TMX Group Ltd. chief executive John McKenzie expects new listings on the Toronto Stock Exchange and TSX Venture Exchange to remain robust until the end of the year, following a strong quarter for initial public offerings and financings, particularly in the technology and mining sectors.
Over the past year, TMX has benefited from a jump in Canadian technology IPOs, most notably Nuvei Corp.’s US$833-million offering in September. A surge in mining deals also helped boost TMX’s "capital formation” revenue, as the stock exchange operator generates fees when companies raise money. The third quarter also saw Newcrest Mining Ltd., Australia’s largest gold miner, cross-list on the TSX.
“It’s not just one sector driving this," Mr. McKenzie said on a quarterly earnings call Thursday. "We talk … about the strength in mining, the strength in tech, but we’re also seeing some industrial [sector financings]. We had an IPO of a natural gas company last month, which is the first major energy IPO we’ve had in two years.”

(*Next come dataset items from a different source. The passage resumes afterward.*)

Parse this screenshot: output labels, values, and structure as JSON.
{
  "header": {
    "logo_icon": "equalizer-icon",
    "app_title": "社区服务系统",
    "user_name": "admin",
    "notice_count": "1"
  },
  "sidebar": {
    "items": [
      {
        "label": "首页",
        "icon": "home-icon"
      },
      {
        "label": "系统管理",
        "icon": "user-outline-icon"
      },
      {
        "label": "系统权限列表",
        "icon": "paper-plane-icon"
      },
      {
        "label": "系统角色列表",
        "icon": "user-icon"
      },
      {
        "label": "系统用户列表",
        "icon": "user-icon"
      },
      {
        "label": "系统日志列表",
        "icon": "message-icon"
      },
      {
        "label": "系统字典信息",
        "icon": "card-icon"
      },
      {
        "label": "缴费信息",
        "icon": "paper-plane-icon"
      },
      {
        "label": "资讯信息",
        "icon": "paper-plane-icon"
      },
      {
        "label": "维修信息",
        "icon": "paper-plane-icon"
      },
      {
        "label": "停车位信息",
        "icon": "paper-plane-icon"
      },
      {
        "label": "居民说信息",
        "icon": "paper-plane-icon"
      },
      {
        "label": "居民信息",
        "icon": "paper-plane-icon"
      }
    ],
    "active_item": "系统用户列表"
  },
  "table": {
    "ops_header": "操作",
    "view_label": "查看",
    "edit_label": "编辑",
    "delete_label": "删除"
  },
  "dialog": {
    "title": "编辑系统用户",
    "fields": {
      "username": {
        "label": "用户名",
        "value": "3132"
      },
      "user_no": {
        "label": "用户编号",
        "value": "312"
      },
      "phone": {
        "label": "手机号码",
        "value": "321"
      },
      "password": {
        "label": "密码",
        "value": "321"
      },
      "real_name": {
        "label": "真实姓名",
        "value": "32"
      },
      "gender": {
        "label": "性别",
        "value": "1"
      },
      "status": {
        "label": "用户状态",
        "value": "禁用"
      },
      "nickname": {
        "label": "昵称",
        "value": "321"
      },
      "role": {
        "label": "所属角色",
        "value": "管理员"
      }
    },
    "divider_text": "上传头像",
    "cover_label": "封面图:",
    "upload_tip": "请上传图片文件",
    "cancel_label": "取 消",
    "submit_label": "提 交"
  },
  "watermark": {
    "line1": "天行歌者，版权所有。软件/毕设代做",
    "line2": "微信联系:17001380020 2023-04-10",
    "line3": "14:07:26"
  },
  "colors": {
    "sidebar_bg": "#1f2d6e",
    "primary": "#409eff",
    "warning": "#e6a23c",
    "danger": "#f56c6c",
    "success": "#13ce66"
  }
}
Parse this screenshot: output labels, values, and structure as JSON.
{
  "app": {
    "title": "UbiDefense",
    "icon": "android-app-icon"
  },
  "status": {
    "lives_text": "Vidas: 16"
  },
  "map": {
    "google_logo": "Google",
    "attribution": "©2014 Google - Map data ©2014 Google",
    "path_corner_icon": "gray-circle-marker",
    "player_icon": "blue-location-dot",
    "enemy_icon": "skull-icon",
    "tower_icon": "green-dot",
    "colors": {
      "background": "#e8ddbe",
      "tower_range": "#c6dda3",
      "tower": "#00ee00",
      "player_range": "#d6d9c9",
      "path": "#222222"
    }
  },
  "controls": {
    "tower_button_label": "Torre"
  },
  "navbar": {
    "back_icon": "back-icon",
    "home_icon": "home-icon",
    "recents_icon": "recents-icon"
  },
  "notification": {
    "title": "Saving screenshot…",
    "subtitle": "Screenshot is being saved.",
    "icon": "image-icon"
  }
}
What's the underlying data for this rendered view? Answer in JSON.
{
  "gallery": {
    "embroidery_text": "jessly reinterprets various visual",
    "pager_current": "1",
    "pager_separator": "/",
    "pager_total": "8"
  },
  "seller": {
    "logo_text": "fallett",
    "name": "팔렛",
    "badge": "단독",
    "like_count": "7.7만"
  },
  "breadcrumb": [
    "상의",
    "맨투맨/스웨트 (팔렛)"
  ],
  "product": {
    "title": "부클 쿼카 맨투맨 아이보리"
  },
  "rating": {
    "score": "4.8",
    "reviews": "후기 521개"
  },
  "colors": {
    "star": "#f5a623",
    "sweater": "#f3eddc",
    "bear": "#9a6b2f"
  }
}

Mining companies listed on both the TSX and TSX Venture Exchange have raised a total of $5.5-billion so far in 2020, an increase of 56 per cent over last year. Meanwhile, technology companies have raised $6.2-billion this year, which is "more than any other full year in the last decade,” Mr. McKenzie said.
The pace of financings and new listings will likely remain strong in the coming months, Mr. McKenzie said, as his team “continues to work on a lot of new file activity.”
TMX’s third-quarter earnings were largely in line with analysts' expectations, with top line growth from listing fees and Trayport, the company’s energy trading business, offsetting a steep drop in revenue from derivatives trading.
TMX reported revenue of $207.6-million, up 6 per cent compared with the same quarter last year. Net income was $70-million, or $1.24 per share, which is up 13 per cent year over year.
On an adjusted basis, earnings were down 8 per cent compared with the preceding quarter, and TMX stock was down 3 per cent in Thursday morning trading.
The company continues to benefit from stock market volatility, earning money from elevated trading volumes. However, it earned less from equity and fixed-income trading than in the first two quarters of the year, when the pandemic led to a dramatic collapse and then rebound in stock prices.
Between the TSX, TSX Venture Exchange and Alpha Exchange, equity trading volumes were up 39 per cent in the first nine months of the year compared with the same period last year.
“We are anticipating that there’s potential for volatility this week and beyond, depending on what happens south of the border. But in the longer term, when we’re in this sustained low-interest-rate environment, that’s generally a positive factor for equity trading,” Mr. McKenzie said.
At the same time, expectations around sustained low interest rates have hurt the company’s derivatives business, which is conducted on the Montreal Exchange. Market participants use derivative contracts to hedge against changes in interest rates – something central banks have signalled they will refrain from doing in the near term to support economic recovery.
TMX saw revenue from its derivatives trading and clearing business drop 26 per cent in the third quarter compared with the same period last year.